Its origin dates back to 1969, when the first connection was established between computers at three universities in California, USA, and became known as Arpanet, which stands for the Advanced Research Projects Agency Network, now known as the Defence Advanced Research Projects Agency Network.
One of the services offered by the Internet is the World Wide Web – www or the web – which is a set of protocols that allows hypertext files to be consulted and uses the Internet as a transmission medium. The web as such was born in 1990.
But there are many other services and protocols on the Internet, such as sending e-mails, transmitting files, chatting online, streaming multimedia content, remotely accessing other devices or playing online games.
In the West, Internet use grew rapidly from the mid-1990s onwards, while the rest of the world had to wait until the 2000s. Since 2019 more than half of the world’s population has become users and by January 2022 there were 4.95 billion internet users worldwide, around 62.5% of the world’s population, according to the Digital Report 2022.
The most used language on the Internet has traditionally been English (27%), followed by Chinese (23%), Spanish (8%), Japanese (5%), Portuguese and German (4% each), Arabic, French and Russian (3% each) and Korean (2%).
With high-speed connections, the Internet has significantly changed the way many people enjoy their leisure time, communicate and work, which in many cases is possible from home.
This leads to greater flexibility in scheduling and location and reduces travel time.
However, the digital divide remains a fact of life and a major effort is needed to reduce it, so that high-speed connections, essential for global Internet use, are accessible to all, regardless of economic capacity or place of residence.
This is where large organisations and communications and telephony companies come into play, devoting large resources and a lot of effort to developing new technologies that bring connectivity and digital services to all.
The aim is to reach all regions, including rural or hard-to-reach areas, and to expand and improve broadband coverage with the latest technologies to ensure that all society has access to the benefits of digitisation.
This is part of Telefónica’s commitment to achieve 90 to 97 percent rural coverage in its core markets by 2024.
Removing barriers and promoting accessibility
Furthermore, beyond the infrastructure necessary for digitisation, the Spanish telecommunications multinational, a pioneer in promoting accessibility, contributes to removing barriers that limit the use of digital services by seeking affordable solutions ranging from “social subscriptions” for people in vulnerable situations to a range of tariffs that allow broad sectors of the population to access these services.
Telefónica also supports public Universal Service funds, which guarantee access to basic communication services, pay-as-you-go mobile service, specific broadband packages and services for small businesses and entrepreneurs.
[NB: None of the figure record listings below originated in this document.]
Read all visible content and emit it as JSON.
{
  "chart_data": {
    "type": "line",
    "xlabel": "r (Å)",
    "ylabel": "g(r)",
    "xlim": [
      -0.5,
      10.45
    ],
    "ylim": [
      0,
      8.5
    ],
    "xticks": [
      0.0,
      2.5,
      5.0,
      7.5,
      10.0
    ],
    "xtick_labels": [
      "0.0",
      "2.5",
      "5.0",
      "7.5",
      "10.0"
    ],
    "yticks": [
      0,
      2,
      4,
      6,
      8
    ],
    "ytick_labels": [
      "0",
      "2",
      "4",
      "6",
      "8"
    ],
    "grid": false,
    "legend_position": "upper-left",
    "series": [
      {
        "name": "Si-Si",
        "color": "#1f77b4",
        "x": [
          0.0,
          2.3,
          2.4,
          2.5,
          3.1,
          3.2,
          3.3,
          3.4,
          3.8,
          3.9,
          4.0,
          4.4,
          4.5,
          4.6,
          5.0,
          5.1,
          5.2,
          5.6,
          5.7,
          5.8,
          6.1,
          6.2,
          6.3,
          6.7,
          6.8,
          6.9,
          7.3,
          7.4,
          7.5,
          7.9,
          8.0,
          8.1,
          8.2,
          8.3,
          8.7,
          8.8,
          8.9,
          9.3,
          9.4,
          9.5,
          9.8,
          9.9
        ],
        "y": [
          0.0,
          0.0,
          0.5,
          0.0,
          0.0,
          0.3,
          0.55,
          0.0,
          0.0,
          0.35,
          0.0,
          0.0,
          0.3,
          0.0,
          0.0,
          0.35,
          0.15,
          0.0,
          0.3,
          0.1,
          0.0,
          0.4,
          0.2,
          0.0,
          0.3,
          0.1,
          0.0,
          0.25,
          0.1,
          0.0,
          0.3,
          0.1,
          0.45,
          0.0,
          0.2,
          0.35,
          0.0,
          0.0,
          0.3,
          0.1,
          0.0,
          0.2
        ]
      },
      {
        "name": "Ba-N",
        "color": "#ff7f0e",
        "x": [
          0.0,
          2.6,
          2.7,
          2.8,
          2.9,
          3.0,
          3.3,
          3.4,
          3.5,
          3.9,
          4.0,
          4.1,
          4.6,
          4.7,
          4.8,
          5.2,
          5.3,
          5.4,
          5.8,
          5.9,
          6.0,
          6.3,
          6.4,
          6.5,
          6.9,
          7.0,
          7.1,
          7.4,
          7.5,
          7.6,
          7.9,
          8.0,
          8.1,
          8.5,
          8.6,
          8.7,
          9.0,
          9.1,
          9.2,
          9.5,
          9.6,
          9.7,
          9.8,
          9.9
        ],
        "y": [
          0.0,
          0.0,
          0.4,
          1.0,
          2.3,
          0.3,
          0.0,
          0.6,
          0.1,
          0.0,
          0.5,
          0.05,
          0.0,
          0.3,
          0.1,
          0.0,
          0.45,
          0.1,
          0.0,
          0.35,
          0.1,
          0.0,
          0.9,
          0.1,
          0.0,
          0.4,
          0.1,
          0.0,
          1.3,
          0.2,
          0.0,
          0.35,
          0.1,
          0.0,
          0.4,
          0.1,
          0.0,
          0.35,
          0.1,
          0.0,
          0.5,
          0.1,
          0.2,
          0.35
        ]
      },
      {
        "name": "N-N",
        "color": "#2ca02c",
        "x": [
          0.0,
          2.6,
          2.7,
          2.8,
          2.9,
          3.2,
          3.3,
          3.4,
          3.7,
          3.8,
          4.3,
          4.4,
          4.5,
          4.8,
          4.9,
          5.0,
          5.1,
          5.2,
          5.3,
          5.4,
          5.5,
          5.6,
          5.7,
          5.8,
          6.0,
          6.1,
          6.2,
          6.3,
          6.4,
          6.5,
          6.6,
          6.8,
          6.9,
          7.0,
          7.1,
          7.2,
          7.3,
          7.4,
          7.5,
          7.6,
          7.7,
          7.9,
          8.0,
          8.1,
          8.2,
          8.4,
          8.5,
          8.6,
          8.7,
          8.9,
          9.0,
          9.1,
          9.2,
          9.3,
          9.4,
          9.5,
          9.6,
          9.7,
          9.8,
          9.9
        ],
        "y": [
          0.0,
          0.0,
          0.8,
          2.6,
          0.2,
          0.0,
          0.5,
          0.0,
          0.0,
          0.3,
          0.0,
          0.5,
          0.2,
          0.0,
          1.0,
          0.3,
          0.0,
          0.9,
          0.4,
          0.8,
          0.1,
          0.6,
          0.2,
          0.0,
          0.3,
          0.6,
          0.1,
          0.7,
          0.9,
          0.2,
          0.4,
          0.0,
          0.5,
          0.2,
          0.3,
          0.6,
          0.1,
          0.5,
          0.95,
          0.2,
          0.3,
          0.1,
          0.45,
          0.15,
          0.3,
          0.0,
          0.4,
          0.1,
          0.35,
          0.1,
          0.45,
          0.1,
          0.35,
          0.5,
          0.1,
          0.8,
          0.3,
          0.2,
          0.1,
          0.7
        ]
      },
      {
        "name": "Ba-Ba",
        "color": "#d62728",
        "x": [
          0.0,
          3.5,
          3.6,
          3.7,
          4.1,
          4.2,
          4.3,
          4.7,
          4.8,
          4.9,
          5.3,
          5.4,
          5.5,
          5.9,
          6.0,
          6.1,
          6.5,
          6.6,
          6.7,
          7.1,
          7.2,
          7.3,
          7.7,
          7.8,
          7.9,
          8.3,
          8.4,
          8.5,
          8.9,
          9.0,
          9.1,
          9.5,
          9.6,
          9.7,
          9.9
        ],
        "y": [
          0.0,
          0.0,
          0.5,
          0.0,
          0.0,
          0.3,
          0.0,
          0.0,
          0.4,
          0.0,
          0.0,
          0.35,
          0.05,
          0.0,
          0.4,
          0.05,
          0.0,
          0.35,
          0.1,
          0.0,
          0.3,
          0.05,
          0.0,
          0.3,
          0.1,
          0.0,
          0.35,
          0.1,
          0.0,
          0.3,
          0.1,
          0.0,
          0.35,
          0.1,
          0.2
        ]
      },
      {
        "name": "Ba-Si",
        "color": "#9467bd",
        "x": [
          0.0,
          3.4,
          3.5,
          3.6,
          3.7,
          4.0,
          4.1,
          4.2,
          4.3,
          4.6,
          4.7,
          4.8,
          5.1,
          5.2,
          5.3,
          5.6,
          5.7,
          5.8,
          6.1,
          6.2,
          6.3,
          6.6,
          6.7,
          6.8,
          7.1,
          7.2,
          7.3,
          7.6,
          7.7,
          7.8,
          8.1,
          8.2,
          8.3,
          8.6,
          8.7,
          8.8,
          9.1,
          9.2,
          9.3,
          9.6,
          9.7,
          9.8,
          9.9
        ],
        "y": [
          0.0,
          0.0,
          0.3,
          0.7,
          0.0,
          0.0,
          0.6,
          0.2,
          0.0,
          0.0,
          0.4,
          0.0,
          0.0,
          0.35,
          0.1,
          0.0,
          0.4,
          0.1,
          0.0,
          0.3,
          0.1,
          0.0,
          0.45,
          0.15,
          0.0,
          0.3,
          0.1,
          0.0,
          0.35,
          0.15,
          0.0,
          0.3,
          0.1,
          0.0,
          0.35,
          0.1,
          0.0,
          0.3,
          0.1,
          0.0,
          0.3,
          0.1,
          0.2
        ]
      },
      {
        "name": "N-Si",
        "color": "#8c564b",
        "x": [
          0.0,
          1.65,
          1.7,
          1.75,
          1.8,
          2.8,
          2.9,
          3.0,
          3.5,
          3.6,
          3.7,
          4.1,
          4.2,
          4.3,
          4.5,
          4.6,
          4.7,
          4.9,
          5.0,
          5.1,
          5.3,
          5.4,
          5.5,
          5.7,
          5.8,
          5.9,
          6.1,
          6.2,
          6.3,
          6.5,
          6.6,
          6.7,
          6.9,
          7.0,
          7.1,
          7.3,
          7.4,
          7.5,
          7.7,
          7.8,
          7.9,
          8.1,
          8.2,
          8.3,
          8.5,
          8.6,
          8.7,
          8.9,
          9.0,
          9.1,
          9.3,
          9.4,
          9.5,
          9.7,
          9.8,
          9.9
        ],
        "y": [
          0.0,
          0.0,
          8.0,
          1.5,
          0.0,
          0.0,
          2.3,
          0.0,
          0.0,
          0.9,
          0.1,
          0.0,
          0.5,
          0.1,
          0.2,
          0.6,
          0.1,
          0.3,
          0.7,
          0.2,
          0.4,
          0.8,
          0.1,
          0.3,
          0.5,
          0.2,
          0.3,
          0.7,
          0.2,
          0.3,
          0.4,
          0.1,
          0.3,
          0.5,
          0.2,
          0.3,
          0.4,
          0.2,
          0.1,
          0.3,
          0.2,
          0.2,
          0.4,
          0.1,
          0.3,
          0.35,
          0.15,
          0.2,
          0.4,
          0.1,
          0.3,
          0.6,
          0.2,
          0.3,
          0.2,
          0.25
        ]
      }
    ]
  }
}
It also promotes the accessibility of digital products to facilitate the use of technology by all people regardless of their physical abilities and also supports vulnerable groups with programmes such as ProFuturo, promoted together with the la Caixa Foundation, which brings education to children in developing countries.
The future of the Internet
With almost 5 billion users, the vision for the future will be Li-Fi networks, a two-way data transmission technology faster than optical Wi-Fi that could revolutionise mobile communications and aims to transmit data through LED lighting.
By 2024, engineers are already working on 802.11be or Wi-Fi 7 with enhanced features that promises to be “a major milestone”,
“5G is coming to most countries in Europe, the US and Latin America. The problem is that most 5G deployments were based on 4G. So it will take a few years to have a true 5G deployment,” reckons Sujit Dey, director of the Center for Wireless Communications at the University of California, San Diego.
According to the GSMA, global 5G deployment is expected to cover one third of the population by 2025 and support an estimated 1.2 billion connections.
This network generation raises another issue: wireless (mobile) Internet access could already be at a higher speed than wired (fibre).
For Professor Dey, the connectivity landscape will change completely in the next 10 to 20 years, which is why “connectivity should be a birthright in this foray into the modern era”.